The Caribbean overwater experience is more limited than the Maldives in terms of water clarity and marine life, but offers the compensations of the Caribbean itself — culture, accessibility, direct flights from the UK, and the Sandals all-inclusive framework. Sandals Grande St Lucian on Rodney Bay has the only genuine overwater bungalows within the Sandals portfolio — nine Tahiti-inspired structures above a Caribbean lagoon, with glass floor panels and direct water access. Sandals South Coast in Jamaica (currently closed for renovation, reopening December 2026) will feature new overwater villas upon reopening. For Caribbean overwater, St Lucia is currently the standout option.

The Seychelles: Private Island Overwater

The Seychelles overwater villa market is smaller than the Maldives but offers something different: the combination of overwater accommodation with the extraordinary granite boulder landscapes and giant tortoise populations that make the Seychelles unique. North Island (where Will and Kate honeymooned) and Frégate Island Private both offer overwater or near-overwater villas in the context of private island conservation estates. The intimacy and exclusivity of these properties — with guest numbers measured in dozens rather than hundreds — creates an experience that is more personal and less "resort" than most Maldivian overwater properties.
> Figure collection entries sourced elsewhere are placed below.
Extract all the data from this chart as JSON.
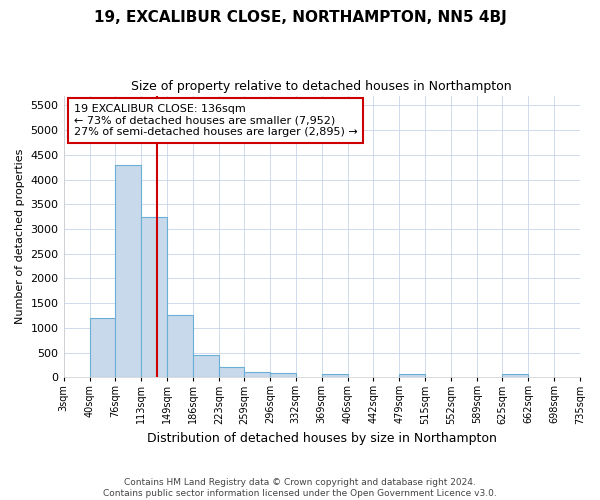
{
  "title": "19, EXCALIBUR CLOSE, NORTHAMPTON, NN5 4BJ",
  "subtitle": "Size of property relative to detached houses in Northampton",
  "xlabel": "Distribution of detached houses by size in Northampton",
  "ylabel": "Number of detached properties",
  "bin_edges": [
    3,
    40,
    76,
    113,
    149,
    186,
    223,
    259,
    296,
    332,
    369,
    406,
    442,
    479,
    515,
    552,
    589,
    625,
    662,
    698,
    735
  ],
  "bar_heights": [
    0,
    1200,
    4300,
    3250,
    1250,
    450,
    200,
    100,
    80,
    0,
    70,
    0,
    0,
    60,
    0,
    0,
    0,
    60,
    0,
    0
  ],
  "bar_color": "#c8d9ec",
  "bar_edge_color": "#6baed6",
  "red_line_x": 136,
  "ylim": [
    0,
    5700
  ],
  "yticks": [
    0,
    500,
    1000,
    1500,
    2000,
    2500,
    3000,
    3500,
    4000,
    4500,
    5000,
    5500
  ],
  "annotation_title": "19 EXCALIBUR CLOSE: 136sqm",
  "annotation_line1": "← 73% of detached houses are smaller (7,952)",
  "annotation_line2": "27% of semi-detached houses are larger (2,895) →",
  "annotation_box_color": "#ffffff",
  "annotation_box_edge": "#cc0000",
  "footer_line1": "Contains HM Land Registry data © Crown copyright and database right 2024.",
  "footer_line2": "Contains public sector information licensed under the Open Government Licence v3.0.",
  "background_color": "#ffffff",
  "grid_color": "#c8d4e8"
}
Practical Advice Before You Book

Before confirming an overwater villa booking: check the sunrise or sunset orientation of the specific villa (east-facing villas get morning light; west-facing villas give you sunset from your deck — most couples prefer the latter); ask about the marine life density below the glass floor panels (some resorts feed the fish around the villa jetties to enhance this experience; others do not); confirm the distance of the villa from the main resort (some overwater villas are a ten-minute walk or boat ride from the nearest restaurant, which can feel romantic the first night and less so by day five); and check whether the overwater villa includes the same amenities — plunge pool, butler service, private dining — as equivalent beach villas at the same property.